Tuğba EROĞLU'nun 21 Ekim 2023 tarihli yazısı: Dünya Susuyor Silahlar Konuşuyor
Savaş, eşitlikçi ve insanca mücadele eden tüm halkların düşmanıdır. Savaşın en büyük kaybedeni ise maalesef suçsuz çocuklardır. Savaş, en başta demokrasinin karşısındadır.
Savaş nedir? Silahlar konuşur mu? Dünya susar mı?
En güçlü büyük savaş, demokrasinin düşmanı. Konuşmak ise insanoğluna verilen tek özellikti. Oysa insanoğlu sustu ve silahları konuşturdu. Dünya, elleri kulaklarında silahlara verdiği yetkiyi duymak istemezcesine irkti ve izledi.
İnsanoğluna yakışmayan en büyük gerçekti savaşlar. Uykuya dalar gibi elinde bir parça ekmekle ölen çocuklar, evladını yitirmiş acıyla kıvranan anneler ve evladından kalan parçaları poşetle taşıyan babalar…
Bugüne kadar birçok vahşet içeren görüntüye denk geldim ama bu saydıklarımı gördüğüm bir kâbusa ilk kez uyandım. Dünyanın geldiği bu noktayı görmek ise içler acısı. İnsanlar âdeta takım tutar gibi ölüm tutuyor. Bu vahşetlerin gölgesinde ise herkesin nefret ettiği tek bir kelime var: “BARIŞ”
Hepimizin gözleri önünde yaşanan apaçık savaş suçları ve insanlık dramı da aynı gaddarlığın ürünü.
Bir ülkede bir gecede umutların havalandığı gökyüzünde savaş uçakları süzülüyorsa, bir çocuk bomba sesinden korkup teselli bulduğunda titreyerek ağlıyorsa söylenecek hiçbir söz kalmamıştır.
En ağır silahlarla ve vahşi yöntemlerle insan kanı dökenlerin, devletlerin ve ülkelerin bir gün annelerin gözyaşlarında boğulması gerektiği kanaatindeyim. Bu düzeni tasarlayan, emir veren, uygulayan, belgeleri yok sayıp hukuksal karşılıkları engelleyen katilleri, canlı kanı ile suladıkları topraklar bile kabul etmeyecek. Maalesef bugün savaş adı altında demokrasi için mücadele eden bu masumların üzerine oynanan oyunlar, sessizlikte kaybolan her çığlığın yankısı.
İşin Gazze’de hastane vurulmasına kadar gelmesi ise resmen cinayettir, kıyımdır.
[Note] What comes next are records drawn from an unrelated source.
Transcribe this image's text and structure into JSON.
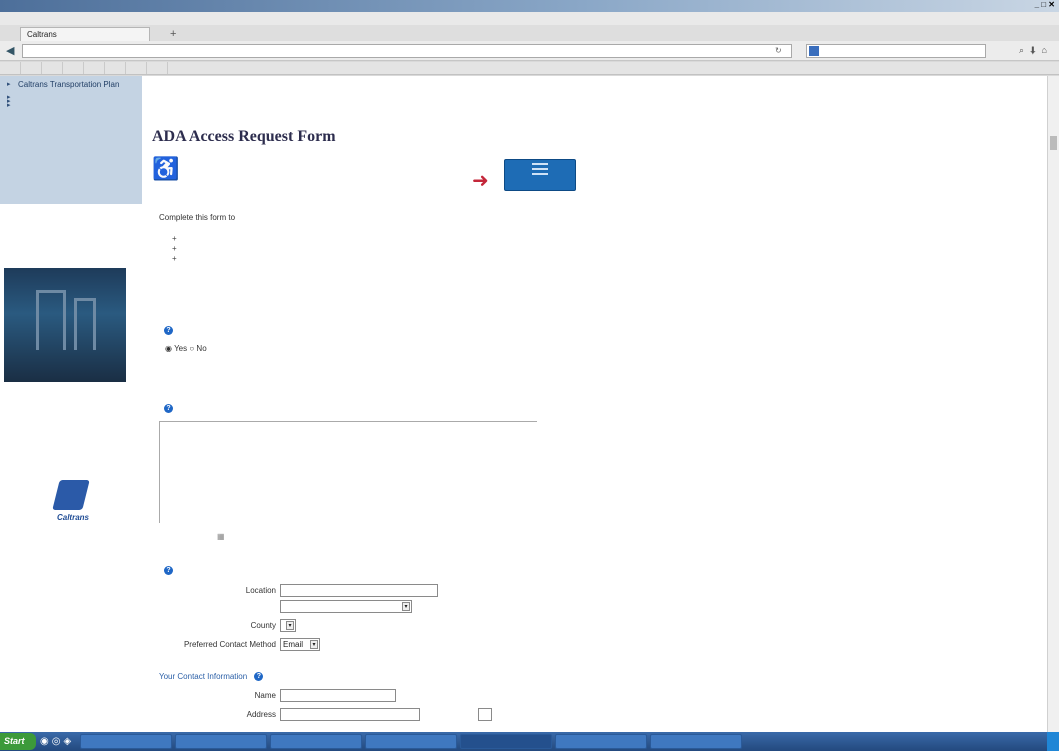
{
  "browser": {
    "window_title": "",
    "menu": [
      "",
      "",
      "",
      "",
      "",
      "",
      ""
    ],
    "tab_title": "Caltrans",
    "new_tab": "+",
    "url": "",
    "bookmarks": [
      "",
      "",
      "",
      "",
      "",
      "",
      "",
      ""
    ]
  },
  "sidebar": {
    "items": [
      {
        "label": "Caltrans Transportation Plan"
      },
      {
        "label": ""
      },
      {
        "label": ""
      },
      {
        "label": ""
      }
    ],
    "promo_text": "",
    "note": "",
    "link": "",
    "logo_text": "Caltrans"
  },
  "form": {
    "title": "ADA Access Request Form",
    "intro": "Complete this form to",
    "bullets": [
      "",
      "",
      ""
    ],
    "paragraph": "",
    "disability_question": "",
    "radio_yes": "Yes",
    "radio_no": "No",
    "description_question": "",
    "date_label": "",
    "date_value": "",
    "location_question": "",
    "location_label": "Location",
    "city_label": "",
    "county_label": "County",
    "contact_method_label": "Preferred Contact Method",
    "contact_method_value": "Email",
    "contact_info_question": "Your Contact Information",
    "name_label": "Name",
    "address_label": "Address",
    "apt_label": ""
  },
  "taskbar": {
    "start": "Start",
    "tasks": [
      "",
      "",
      "",
      "",
      "",
      "",
      ""
    ]
  }
}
Bu kıyımın en büyük ortağı ise baştan beri şahin kesilen “Şunu yapacağız, böyle olacak” diyerek geçinen ABD. Sözde uluslararası hukuk kurallarına değinirken ve insan haklarından bahsederken hâlâ İsrail’i destekliyor olması da şeytana düğme ilikletir cinsten.
Susuz, elektriksiz bir savaş alanı, gözü dönmüşlüğün kanıtı. Samimi iseniz yaraya merhem olun, insani yardımların önünü açın ve katilleri durdurun. Ama bunları yapmak elbette size yakışmaz. Sizler vicdanını yitirmiş, gözü dönmüş, şuursuzluğun, faillerin ortaklarısınız. Katliamın sürdürülmesine destek veren BM, hastaneye yönelik saldırıyı şiddetle kınamış. Kınasan ne olur ki?
Dünyaya basın özgürlüğü dersi veren medyayı kullanarak Gazze’deki katliama, hukuksuzluğa karşı sokaklar kan ağlarken sizler sevinç naraları mı atıyorsunuz?
Kanla ıslattığınız topraklar dahi sizi kabul eder mi, sanmam. Umarım dünyanın bu sessizliği, sizin de yardım naralarınızı duymak içindir.